Embryonic

EMBRYONIC TRAYTusk, by Fleetwood Mac. The Final Cut, by Pink Floyd. Jazz, by Queen. Phantasmagoria, by the Damned. The Great Rock & Roll Swindle, by The Sex Pistols. Out Of The Blue, by E.L.O.  Sandinista, by The Clash.

Embryonic, by The Flaming Lips.

Seemingly bloated, pretentious works at the time they were released, cherished over time by hard core fans. Embryonic is no different and it is already polarizing  casual and hardcore fans alike. The way Pitchfork has been peeing their pants over this album was enough to get my defenses up, but coupled with the fact that the band itself was comparing this to Miles Davis’ late 60’s/ early 70’s fusion excursions was making me downright nervous.

I previewed the album on Tuesday, giving every song at least 30 seconds and my initial reaction was the band took the sonics of the At War With The Mystics psychedelic instrumental fuzzy freak out”The Wizard Turns On” and made a double album out of it. But then I listened to it again at home in it’s entirety, and then again driving from the Tahoe area back to Redding, and I started to hear the cohesiveness in the thing. Sure, there are no real pop hooks like the previous three albums, but in no way is it comparable to the punky dischord of In A Priest Driven Ambulence, either. It’s a concept album, musically speaking if not thematically, and that’s a good thing. 2006 broght At War With The Mystics and that particular album is still considered sub par, almost universally. I disagree, but I will say that At War…is very much a collection of songs as compared to Embryonic, which is an album in the old fashioned sense of the word, even more so than Yoshimi or The Soft Bulletin. While those albums had Wayne Coyne and co. waxing about Pink Robots, Spider Bites and Superman, this album has shades of Joy Division angst and a much darker musical atmosphere.

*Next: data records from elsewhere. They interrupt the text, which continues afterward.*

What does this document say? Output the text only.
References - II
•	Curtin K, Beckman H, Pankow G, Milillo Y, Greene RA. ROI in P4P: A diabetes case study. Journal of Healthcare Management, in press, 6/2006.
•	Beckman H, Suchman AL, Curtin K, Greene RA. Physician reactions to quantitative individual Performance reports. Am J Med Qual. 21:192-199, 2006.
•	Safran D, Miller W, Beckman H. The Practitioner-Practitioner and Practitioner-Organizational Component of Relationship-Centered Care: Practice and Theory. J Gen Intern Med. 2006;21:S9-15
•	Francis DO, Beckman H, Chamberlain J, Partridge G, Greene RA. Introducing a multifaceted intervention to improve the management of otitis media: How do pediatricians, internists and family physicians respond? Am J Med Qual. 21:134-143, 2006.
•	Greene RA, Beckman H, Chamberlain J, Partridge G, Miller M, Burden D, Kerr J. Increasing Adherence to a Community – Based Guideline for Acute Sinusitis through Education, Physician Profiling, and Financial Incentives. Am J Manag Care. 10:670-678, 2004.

Embryonic is held together by  weird little electronic instrumentals based on the signs of the zodiac, which sounds very proggy on paper but musically it works to break up the album into four distinct “sides”. Convinced Of The Hex and Silver Trembling Hands are the instant standouts, but equally as stunning are The Sparrow Looks Up At The Machine (very similar to Yoshimi’s “One More Robot/ Sympathy 3000-21”), the maniacal The Ego’s Last Stand and perhaps the centerpiece of the album Powerless. This is an album driven by the rythm section, where fuzz bass and compressed drums are allowed to roam rampant, but repeat listening sessions will reveal the fact that there are actual songs here, and they are as good as anything they’ve released. It’s not a 5 star album, but it’s a very solid 4 stars, maybe even a 4.5 depending on what the listener has ingested or inhaled. It’s also a perfectly sequenced album not meant for the IPod shuffle mode.

Embryonic is an album for the fans, and for themselves. They are a band again, and this is one of the best albums of the year.